The current population growth has produced an over-supply of labour, especially in rural areas, so that many still flock to the cities to find work, often facing poor conditions and low wages.

At the Development Centre for Rural Women, trainees migrating to the cities receive basic technical assistance to help them secure work.

17-year-old Chen Zengzeng from Henan, one of China's poorest provinces, is training to be a typist.

"If you don't master a skill of your own, finding a job will be very hard," she said.
Wu Qing, a retired professor and former delegate for her district to the National People's Congress, set up the training centre.

According to Wu, Chinese migrants are seeking better living standards.

She wants the government to allow people to move easily within the country without needing a permit.

Meanwhile, in India, already the second most populous country, with 1.2 (b) billion people, the country is expected to overtake China around 2030 when its population soars to an estimated 1.6 (b) billion.

But even as the numbers increase, the pace of the growth has slowed.
Demographers say India's fertility rate - now 2.6 children per woman - should fall to 2.1 by 2025 and to 1.8 by 2035.

More than half of India's population is under 25, and some policy planners say this so-called "youth dividend" could fuel a productive surge over the next few decades.

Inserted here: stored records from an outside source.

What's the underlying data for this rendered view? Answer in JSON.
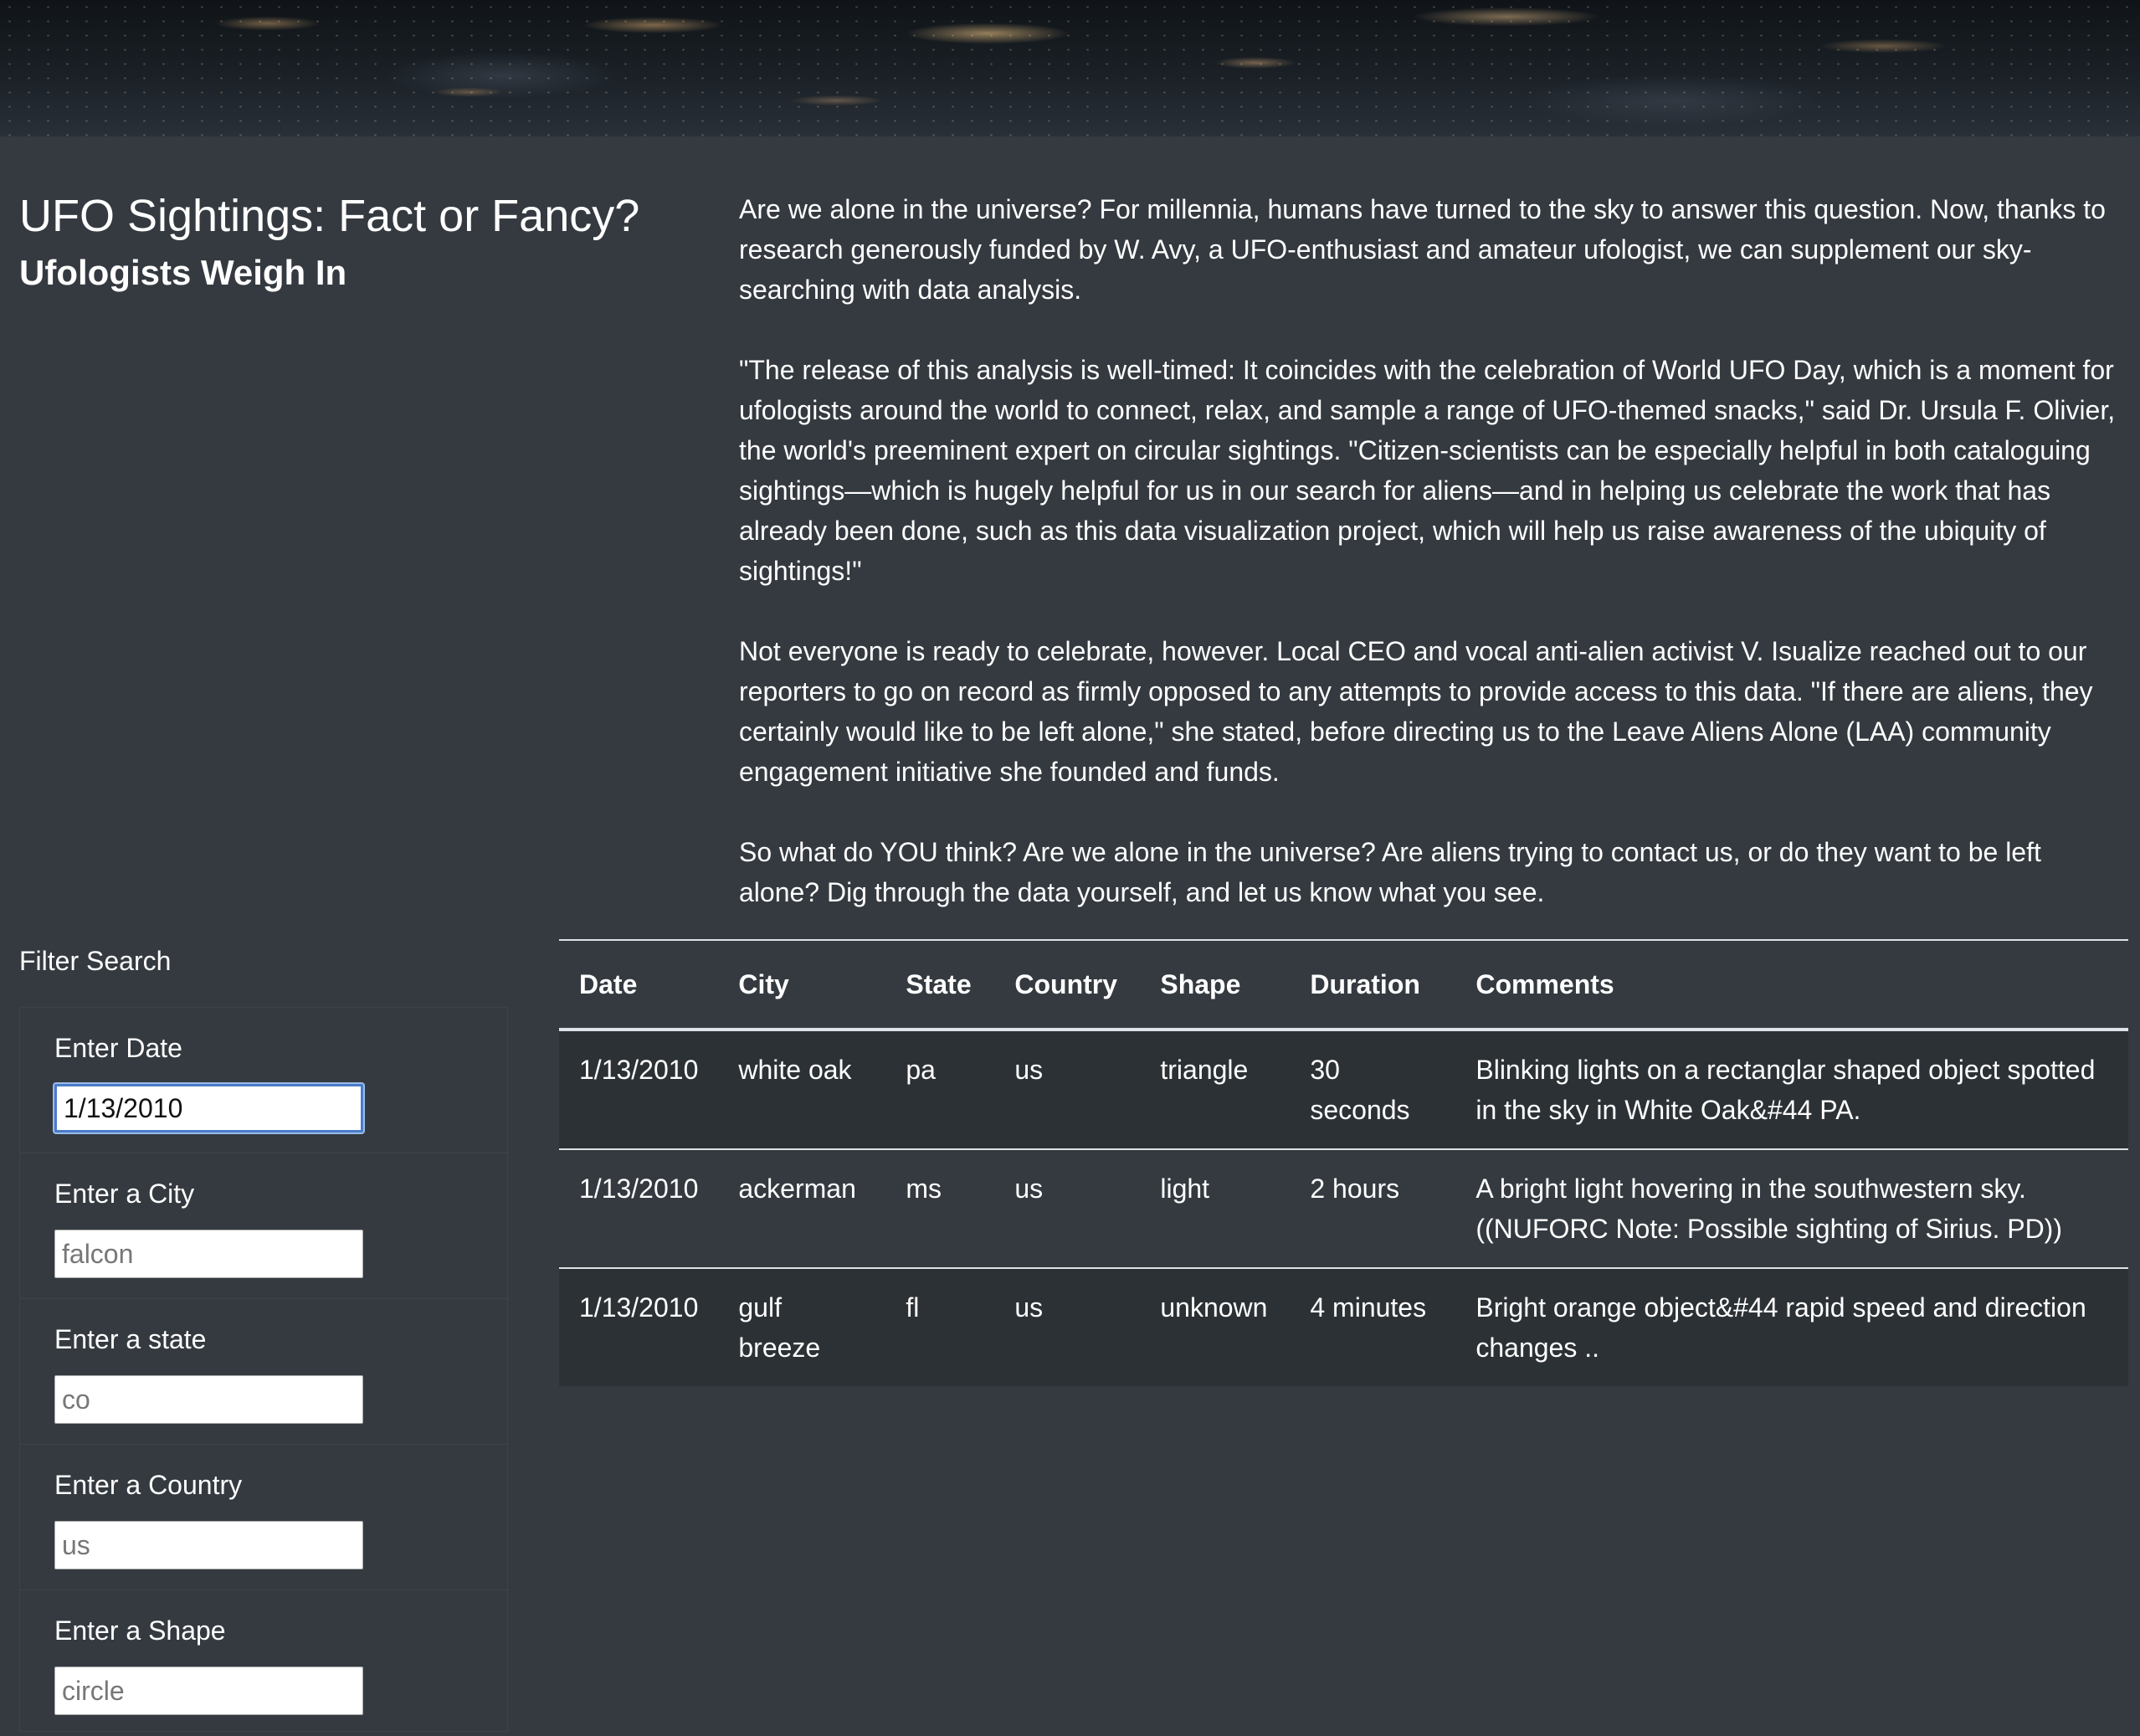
{
  "hero": {
    "image": "earth-night-lights-banner"
  },
  "header": {
    "title": "UFO Sightings: Fact or Fancy?",
    "subtitle": "Ufologists Weigh In"
  },
  "article": {
    "paragraphs": [
      "Are we alone in the universe? For millennia, humans have turned to the sky to answer this question. Now, thanks to research generously funded by W. Avy, a UFO-enthusiast and amateur ufologist, we can supplement our sky-searching with data analysis.",
      "\"The release of this analysis is well-timed: It coincides with the celebration of World UFO Day, which is a moment for ufologists around the world to connect, relax, and sample a range of UFO-themed snacks,\" said Dr. Ursula F. Olivier, the world's preeminent expert on circular sightings. \"Citizen-scientists can be especially helpful in both cataloguing sightings—which is hugely helpful for us in our search for aliens—and in helping us celebrate the work that has already been done, such as this data visualization project, which will help us raise awareness of the ubiquity of sightings!\"",
      "Not everyone is ready to celebrate, however. Local CEO and vocal anti-alien activist V. Isualize reached out to our reporters to go on record as firmly opposed to any attempts to provide access to this data. \"If there are aliens, they certainly would like to be left alone,\" she stated, before directing us to the Leave Aliens Alone (LAA) community engagement initiative she founded and funds.",
      "So what do YOU think? Are we alone in the universe? Are aliens trying to contact us, or do they want to be left alone? Dig through the data yourself, and let us know what you see."
    ]
  },
  "filters": {
    "heading": "Filter Search",
    "items": [
      {
        "label": "Enter Date",
        "value": "1/13/2010",
        "placeholder": ""
      },
      {
        "label": "Enter a City",
        "value": "",
        "placeholder": "falcon"
      },
      {
        "label": "Enter a state",
        "value": "",
        "placeholder": "co"
      },
      {
        "label": "Enter a Country",
        "value": "",
        "placeholder": "us"
      },
      {
        "label": "Enter a Shape",
        "value": "",
        "placeholder": "circle"
      }
    ]
  },
  "table": {
    "headers": [
      "Date",
      "City",
      "State",
      "Country",
      "Shape",
      "Duration",
      "Comments"
    ],
    "rows": [
      [
        "1/13/2010",
        "white oak",
        "pa",
        "us",
        "triangle",
        "30 seconds",
        "Blinking lights on a rectanglar shaped object spotted in the sky in White Oak&#44 PA."
      ],
      [
        "1/13/2010",
        "ackerman",
        "ms",
        "us",
        "light",
        "2 hours",
        "A bright light hovering in the southwestern sky. ((NUFORC Note: Possible sighting of Sirius. PD))"
      ],
      [
        "1/13/2010",
        "gulf breeze",
        "fl",
        "us",
        "unknown",
        "4 minutes",
        "Bright orange object&#44 rapid speed and direction changes .."
      ]
    ]
  }
}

"As the fertility has been falling, what has happened is that the population in the productive ages has increased, it will be much higher than before and, as a result, we are in this process of demographic dividend," said demographer Shereen Jejeebhoy.

But population experts caution that the dividend could prove a liability without vast social investments.

"I think we are too obsessed on the numbers. We need to start thinking how can we best enable our population to be healthy, educated, skilled and ready to make a contribution to the future of our country,"
Jejeebhoy added.

Population experts also worry about a growing gender gap, stemming largely from Indian families' preference for sons.

A surge in sex-selection tests, resulting in abortion of female foetuses, has skewed the ratio, with the latest census showing 914 girls under age 6 for every 1,000 boys.

Family planning is a sensitive issue.

In the 35 years since one government was toppled for pursuing an aggressive population control programme, subsequent leaders have been reluctant to follow suit.
So with the seven (b) billion population milestone approaching, is the world facing a catastrophe? Not necessarily.

But experts say most of Africa and other high-growth developing nations such as Afghanistan and Pakistan will be hard-pressed to furnish enough food, water and jobs for their people, especially without major new family-planning initiatives.

According to Lester Brown, who heads the Earth Policy Institute in Washington, DC, extreme poverty and large families tend to reinforce each other.

The challenge, he says, is to intervene in that cycle and accelerate the shift to smaller families.

"There are roughly 215 million women in the world today who want to plan their families but can't afford the family planning services or don't have access to them for some reason," Brown said.

"If we fill that family planning gap, we would almost stabilise world population, not quite. But these 215) million women and their families total well over one billion and they are essentially the poorest billion people in the world."

Brown added that without the means to plan smaller families, numbers will inevitably keep growing.

"There will be 219,000 people at the dinner table tonight who were not there last night and tomorrow night there will be another 219,000 people at the dinner table," he said.

"This has been going on for decades now and, at some point, adding this many people every day, having to produce this much more food every day begins to stress the earth's land and water resources and that's what we are seeing now."

Looking ahead, the UN projects that the world population will reach 8 (b) billion by 2025, and 10 (b) billion by 2083.

But the numbers could be much higher or lower, depending on such factors as access to birth control, infant mortality rates and average life expectancy, which has risen from 48 years in 1950 to 69 years today.